That’s the issue raised by a S&P report on government-sponsored enterprises (GSEs) — Fannie Mae (FNM), Freddie Mac (FRE) & Sallie Mae (SLM)
The performance of government-sponsored enterprises like Fannie Mae and Freddie Mac could have a direct impact on the national economy and, more importantly, U.S. credit standing.
So-called GSEs enjoy implicit government guarantees and could cause the U.S. to lose its sterling triple-A rating if the government were forced to come to their rescue, Standard & Poor’s said in a report Monday.
"Even though…credit damage from GSEs is unlikely, the greater risk to the U.S. lies with them than with broker-dealers," the report noted. . . . While this credit crunch has hurt financial markets, S&P notes that it hasn’t threatened the standing of the nation’s credit quality upon which U.S. Treasurys and debt priced off this government debt depend. But should a protracted recession cause Fannie and Freddie to buckle, the U.S. rating would be in danger.

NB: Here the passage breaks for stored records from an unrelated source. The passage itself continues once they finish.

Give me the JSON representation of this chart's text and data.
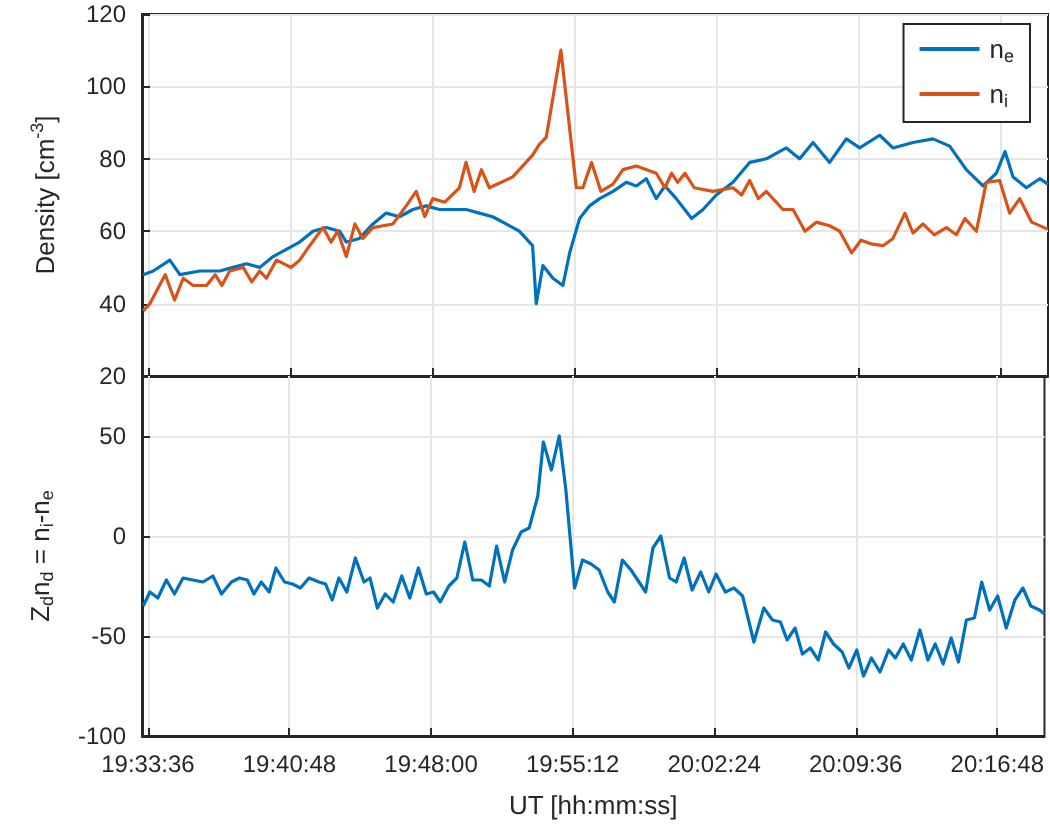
{
  "chart_data": [
    {
      "type": "line",
      "ylabel": "Density [cm$^{-3}$]",
      "xlim": [
        19.555,
        20.32
      ],
      "ylim": [
        20,
        120
      ],
      "xticks": [
        {
          "value": 19.56,
          "label": null
        },
        {
          "value": 19.68,
          "label": null
        },
        {
          "value": 19.8,
          "label": null
        },
        {
          "value": 19.92,
          "label": null
        },
        {
          "value": 20.04,
          "label": null
        },
        {
          "value": 20.16,
          "label": null
        },
        {
          "value": 20.28,
          "label": null
        }
      ],
      "yticks": [
        20,
        40,
        60,
        80,
        100,
        120
      ],
      "tick_labels": "y",
      "grid": true,
      "legend": "top right",
      "marker": "none",
      "series": [
        {
          "name": "n$_{e}$",
          "color": "#0072bd",
          "x": [
            19.556,
            19.5645,
            19.5785,
            19.587,
            19.6038,
            19.6207,
            19.6319,
            19.6432,
            19.6544,
            19.6657,
            19.6769,
            19.6881,
            19.6994,
            19.7106,
            19.7219,
            19.7275,
            19.7387,
            19.75,
            19.7612,
            19.7724,
            19.7837,
            19.7949,
            19.8062,
            19.8174,
            19.8286,
            19.8399,
            19.8511,
            19.8624,
            19.8736,
            19.8848,
            19.8879,
            19.8935,
            19.902,
            19.9104,
            19.9161,
            19.9245,
            19.9329,
            19.9414,
            19.9527,
            19.9639,
            19.9724,
            19.9808,
            19.9892,
            19.9966,
            20.0061,
            20.0191,
            20.0287,
            20.0399,
            20.054,
            20.0681,
            20.0821,
            20.099,
            20.1103,
            20.1216,
            20.1356,
            20.1497,
            20.161,
            20.1779,
            20.1891,
            20.206,
            20.2229,
            20.237,
            20.251,
            20.2651,
            20.2764,
            20.2837,
            20.2905,
            20.3017,
            20.313,
            20.32
          ],
          "values": [
            48,
            49,
            52,
            48,
            49,
            49,
            50,
            51,
            50,
            53,
            55,
            57,
            60,
            61,
            60,
            57,
            58,
            62,
            65,
            64,
            66,
            67,
            66,
            66,
            66,
            65,
            64,
            62,
            60,
            56,
            40,
            50.5,
            47,
            45,
            54,
            63.5,
            67,
            69,
            71,
            73.5,
            72.5,
            74.5,
            69,
            72.5,
            69,
            63.5,
            66,
            70,
            73.5,
            79,
            80,
            83,
            80,
            84.5,
            79,
            85.5,
            83,
            86.5,
            83,
            84.5,
            85.5,
            83.5,
            77,
            72.5,
            76,
            82,
            75,
            72,
            74.5,
            73
          ]
        },
        {
          "name": "n$_{i}$",
          "color": "#d95319",
          "x": [
            19.556,
            19.5617,
            19.5746,
            19.5825,
            19.5898,
            19.5982,
            19.6095,
            19.6168,
            19.6224,
            19.6291,
            19.6404,
            19.6477,
            19.6544,
            19.66,
            19.6685,
            19.6808,
            19.6881,
            19.6966,
            19.7078,
            19.7146,
            19.7202,
            19.7275,
            19.7348,
            19.7415,
            19.75,
            19.7668,
            19.7781,
            19.7865,
            19.7938,
            19.8005,
            19.8107,
            19.823,
            19.8286,
            19.8354,
            19.8416,
            19.8483,
            19.868,
            19.8848,
            19.8905,
            19.8964,
            19.9087,
            19.9217,
            19.9273,
            19.9346,
            19.9425,
            19.9527,
            19.9611,
            19.9724,
            19.9892,
            19.9966,
            20.0022,
            20.0073,
            20.0135,
            20.0213,
            20.0371,
            20.054,
            20.0613,
            20.0681,
            20.0754,
            20.0821,
            20.0962,
            20.1047,
            20.1148,
            20.1244,
            20.1356,
            20.1441,
            20.1542,
            20.1621,
            20.1705,
            20.1807,
            20.1891,
            20.1992,
            20.206,
            20.2144,
            20.224,
            20.2342,
            20.2426,
            20.2499,
            20.2595,
            20.2679,
            20.2792,
            20.2876,
            20.2961,
            20.3062,
            20.32
          ],
          "values": [
            38,
            40,
            48,
            41,
            47,
            45,
            45,
            48,
            45,
            49,
            50,
            46,
            49,
            47,
            52,
            50,
            52,
            56,
            61,
            57,
            60,
            53,
            62,
            58,
            61,
            62,
            67,
            71,
            64,
            69,
            68,
            72,
            79,
            71,
            77,
            72,
            75,
            81,
            84,
            86,
            110,
            72,
            72,
            79,
            71,
            73,
            77,
            78,
            76,
            72,
            76,
            73.5,
            76,
            72,
            71,
            72,
            70,
            74,
            69,
            71,
            66,
            66,
            60,
            62.5,
            61.5,
            60,
            54,
            57.5,
            56.5,
            56,
            58,
            65,
            59.5,
            62,
            59,
            61,
            59,
            63.5,
            60,
            73.5,
            74,
            65,
            69,
            62.5,
            60.5
          ]
        }
      ]
    },
    {
      "type": "line",
      "ylabel": "Z$_{d}$n$_{d}$ = n$_{i}$-n$_{e}$",
      "xlabel": "UT [hh:mm:ss]",
      "xlim": [
        19.555,
        20.32
      ],
      "ylim": [
        -100,
        80
      ],
      "xticks": [
        {
          "value": 19.56,
          "label": "19:33:36"
        },
        {
          "value": 19.68,
          "label": "19:40:48"
        },
        {
          "value": 19.8,
          "label": "19:48:00"
        },
        {
          "value": 19.92,
          "label": "19:55:12"
        },
        {
          "value": 20.04,
          "label": "20:02:24"
        },
        {
          "value": 20.16,
          "label": "20:09:36"
        },
        {
          "value": 20.28,
          "label": "20:16:48"
        }
      ],
      "yticks": [
        -100,
        -50,
        0,
        50
      ],
      "grid": true,
      "marker": "none",
      "series": [
        {
          "color": "#0072bd",
          "x": [
            19.556,
            19.5617,
            19.5684,
            19.5757,
            19.5825,
            19.5898,
            19.5982,
            19.6066,
            19.6151,
            19.6224,
            19.6308,
            19.6376,
            19.6443,
            19.6499,
            19.6561,
            19.6628,
            19.6685,
            19.6758,
            19.6825,
            19.6893,
            19.6966,
            19.705,
            19.7106,
            19.7162,
            19.7219,
            19.7286,
            19.7359,
            19.7432,
            19.7483,
            19.7545,
            19.7612,
            19.7679,
            19.7752,
            19.782,
            19.7893,
            19.796,
            19.8022,
            19.8078,
            19.8151,
            19.8219,
            19.8286,
            19.8354,
            19.8427,
            19.8494,
            19.8556,
            19.8624,
            19.8691,
            19.8764,
            19.8832,
            19.8905,
            19.8952,
            19.902,
            19.9087,
            19.9143,
            19.9217,
            19.9284,
            19.9357,
            19.9425,
            19.9498,
            19.9554,
            19.9622,
            19.9695,
            19.9763,
            19.9819,
            19.9881,
            19.9948,
            20.0022,
            20.0078,
            20.0146,
            20.0213,
            20.0286,
            20.0354,
            20.0416,
            20.0495,
            20.0568,
            20.0641,
            20.0737,
            20.0821,
            20.0894,
            20.0962,
            20.1018,
            20.1086,
            20.1148,
            20.1215,
            20.1283,
            20.1345,
            20.1412,
            20.1485,
            20.1542,
            20.1609,
            20.1666,
            20.1733,
            20.1806,
            20.1879,
            20.1936,
            20.2003,
            20.2071,
            20.2144,
            20.2212,
            20.2274,
            20.2341,
            20.2409,
            20.2471,
            20.2538,
            20.2606,
            20.2668,
            20.2735,
            20.2803,
            20.2876,
            20.2949,
            20.3017,
            20.3084,
            20.3158,
            20.32
          ],
          "values": [
            -35,
            -28,
            -31,
            -22,
            -29,
            -21,
            -22,
            -23,
            -20,
            -29,
            -23,
            -21,
            -22,
            -29,
            -23,
            -28,
            -16,
            -23,
            -24,
            -26,
            -21,
            -23,
            -24,
            -32,
            -21,
            -28,
            -11,
            -23,
            -21,
            -36,
            -29,
            -33,
            -20,
            -31,
            -16,
            -29,
            -28,
            -33,
            -25,
            -21,
            -3,
            -22,
            -22,
            -25,
            -5,
            -23,
            -7,
            2,
            4,
            20,
            47,
            33,
            50,
            23,
            -26,
            -12,
            -14,
            -17,
            -28,
            -33,
            -12,
            -17,
            -23,
            -28,
            -6,
            0,
            -21,
            -23,
            -11,
            -27,
            -18,
            -28,
            -19,
            -28,
            -26,
            -30,
            -53,
            -36,
            -42,
            -43,
            -52,
            -46,
            -59,
            -56,
            -62,
            -48,
            -54,
            -58,
            -66,
            -57,
            -70,
            -61,
            -68,
            -57,
            -61,
            -54,
            -62,
            -47,
            -62,
            -54,
            -64,
            -51,
            -63,
            -42,
            -41,
            -23,
            -37,
            -30,
            -46,
            -32,
            -26,
            -35,
            -37,
            -39
          ]
        }
      ]
    }
  ]
}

To be blunt, I don’t think Standard & Poor has the stones. Their original ratings on RMBS/CDOs shows they are a pay-for-play institution, and their cowardly refusal to downgrade the
mono duolines is further proof of their cowardice.
They wouldn’t/couldn’t downgrade Treasuries, as it would cost the U.S. government so much more in financing costs as to cause a depression — estimates are for between 1-1.5 trillion dollars.